There are no more questions at this time. I'd now like to turn the call over to Troy Wilson for closing remarks.

Troy Wilson

Executives
#55

Yes. Thank you, Megan, and thanks, everyone, for joining the call today. We're at a really exciting inflection point with this darlifarnib program. Apologies that we couldn't [indiscernible] Dr. Hong for longer. He had patient obligations, which obviously have to take priority. You can hear from his comments the enthusiasm around both the daraxonrasib combination and other combinations. He's been a tireless advocate for this program. So it sounds like a number of you have relations with them and would invite you to engage with them as you will.

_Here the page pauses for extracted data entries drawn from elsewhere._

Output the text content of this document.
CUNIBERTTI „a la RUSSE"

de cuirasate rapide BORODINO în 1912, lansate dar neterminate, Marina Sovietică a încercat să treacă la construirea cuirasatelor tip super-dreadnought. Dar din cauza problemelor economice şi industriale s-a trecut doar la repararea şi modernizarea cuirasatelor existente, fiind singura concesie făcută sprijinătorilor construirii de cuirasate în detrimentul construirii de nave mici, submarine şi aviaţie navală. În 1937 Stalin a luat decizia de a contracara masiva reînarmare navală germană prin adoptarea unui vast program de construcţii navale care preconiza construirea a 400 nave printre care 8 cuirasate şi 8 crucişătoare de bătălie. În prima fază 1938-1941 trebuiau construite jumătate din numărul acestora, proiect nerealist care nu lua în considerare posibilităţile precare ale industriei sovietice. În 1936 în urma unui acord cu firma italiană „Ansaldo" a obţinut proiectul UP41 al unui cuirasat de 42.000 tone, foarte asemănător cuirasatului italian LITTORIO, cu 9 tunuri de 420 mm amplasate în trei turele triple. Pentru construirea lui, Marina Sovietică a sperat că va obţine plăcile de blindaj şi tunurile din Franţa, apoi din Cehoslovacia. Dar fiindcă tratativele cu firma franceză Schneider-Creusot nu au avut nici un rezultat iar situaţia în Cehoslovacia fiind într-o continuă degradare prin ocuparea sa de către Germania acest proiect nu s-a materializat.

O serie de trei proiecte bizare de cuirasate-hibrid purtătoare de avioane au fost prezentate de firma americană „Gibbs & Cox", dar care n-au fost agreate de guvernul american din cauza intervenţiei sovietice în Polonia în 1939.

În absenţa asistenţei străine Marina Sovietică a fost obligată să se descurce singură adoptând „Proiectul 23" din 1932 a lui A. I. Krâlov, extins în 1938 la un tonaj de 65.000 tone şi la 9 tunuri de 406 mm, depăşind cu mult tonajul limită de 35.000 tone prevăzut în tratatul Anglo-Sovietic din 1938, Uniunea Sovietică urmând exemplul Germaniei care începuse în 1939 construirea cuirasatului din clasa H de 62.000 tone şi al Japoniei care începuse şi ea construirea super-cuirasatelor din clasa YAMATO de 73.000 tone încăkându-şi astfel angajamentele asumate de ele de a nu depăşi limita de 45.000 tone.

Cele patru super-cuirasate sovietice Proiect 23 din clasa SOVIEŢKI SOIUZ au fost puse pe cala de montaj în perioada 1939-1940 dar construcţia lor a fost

We will come back to you in about a week with another update back on our ziftomenib program and the frontline AML results out of EHA. That will be one to pay attention to. Those results, I think, are very encouraging for the potential for ziftomenib to drive clinical benefit in a frontline setting. And Molly will walk you through what that data means for the ongoing intensive chemotherapy arm in the COMET-017 study. So we look forward to talking to you again then. If anyone has additional questions, you can reach out to me or Greg, and we're happy to get back to you. We appreciate your time. We appreciate your interest. And with that, we'll conclude the call. Thanks, everyone.